Looking at the latest market data, as of April 8, 2026, Bitcoin’s price has stabilized around $69,000, remaining in a narrow range. Over the past month, BTC has fluctuated between $66,000 and $72,500, with minor corrections influenced by geopolitical tensions and market panic, with a maximum decline of nearly 5% within seven days. However, the decline over the past 30 days has narrowed significantly to 0.75%, indicating reduced selling pressure and a gradual stabilization.

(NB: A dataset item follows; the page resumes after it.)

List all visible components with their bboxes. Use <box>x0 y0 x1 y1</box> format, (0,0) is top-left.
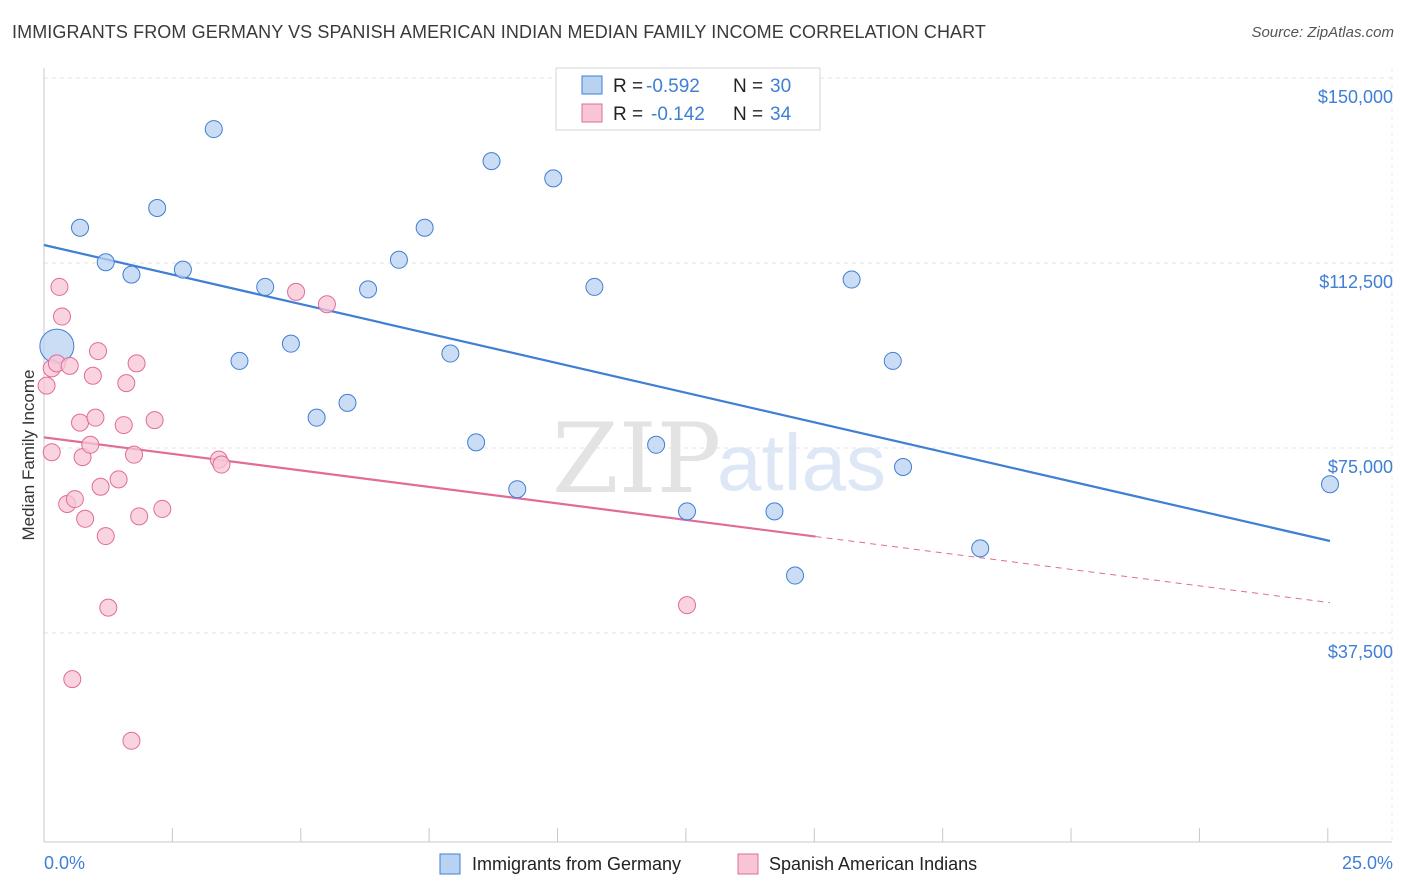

The $67,000 level has become a critical support zone for Bitcoin. After multiple brief dips below this level, buyers quickly recovered the price, demonstrating strong support below. Meanwhile, the $72,500–$75,900 range is a strong resistance zone where trapped positions have accumulated. Breaking through this range will require more positive news and capital inflows. In early April, as geopolitical tensions eased and market panic subsided, Bitcoin experienced a slight rally, with a single-day increase of over 4.7%, regaining the $69,000 level, and market sentiment gradually improving.
Behind this market recovery is the sustained accumulation by long-term holders. On-chain data clearly shows that long-term holders—those holding Bitcoin for over six months—have maintained a steady accumulation pace since mid-February after ending their wait-and-see period. Their share of circulating supply has continued to rise, approaching key levels near historical lows. This signals that a large portion of the market’s floating supply has been cleared, selling pressure has bottomed out, and a phase bottom is forming.
Not only are individual long-term investors adding to their holdings, but institutions and whales are also acting in sync. Major Bitcoin holders globally have recently increased their holdings, even if they are currently showing paper losses, they remain committed to long-term holding strategies. Large addresses holding between 10 and 10,000 BTC have accumulated significantly over the past 30 days, with chips shifting systematically from short-term speculators to long-term investors, leading to a healthier market structure.
The seasoned players choosing to accumulate at this time are backed by solid logic. On one hand, the macro environment is gradually clarifying: the Federal Reserve’s rate hike cycle is nearing its end, and expectations for liquidity easing are rising—an obvious positive for assets like Bitcoin. On the other hand, Bitcoin’s ecosystem continues to improve, ETF inflows remain steady, and after a deep correction, prices have returned to a relatively reasonable range, highlighting its long-term investment value.
For ordinary investors, there’s no need to be overly troubled by short-term volatility. In the crypto market, the actions of long-term holders are far more meaningful than short-term K-line movements. Their collective positioning itself reflects confidence in the market’s long-term prospects. April is a critical window for the market; as macro data is released and market sentiment continues to recover, as long as the accumulation trend among long-term holders persists, breaking through resistance zones and entering a new rally will only be a matter of time.
Often, opportunities in the crypto space are hidden during periods of market silence. While retail investors panic and hesitate, experienced players have already laid out their plans. Since mid-February, the quiet accumulation by Bitcoin’s long-term holders is the clearest signal in the current market. Understanding the flow of chips is key to seizing upcoming opportunities and avoiding missing out on the next big move.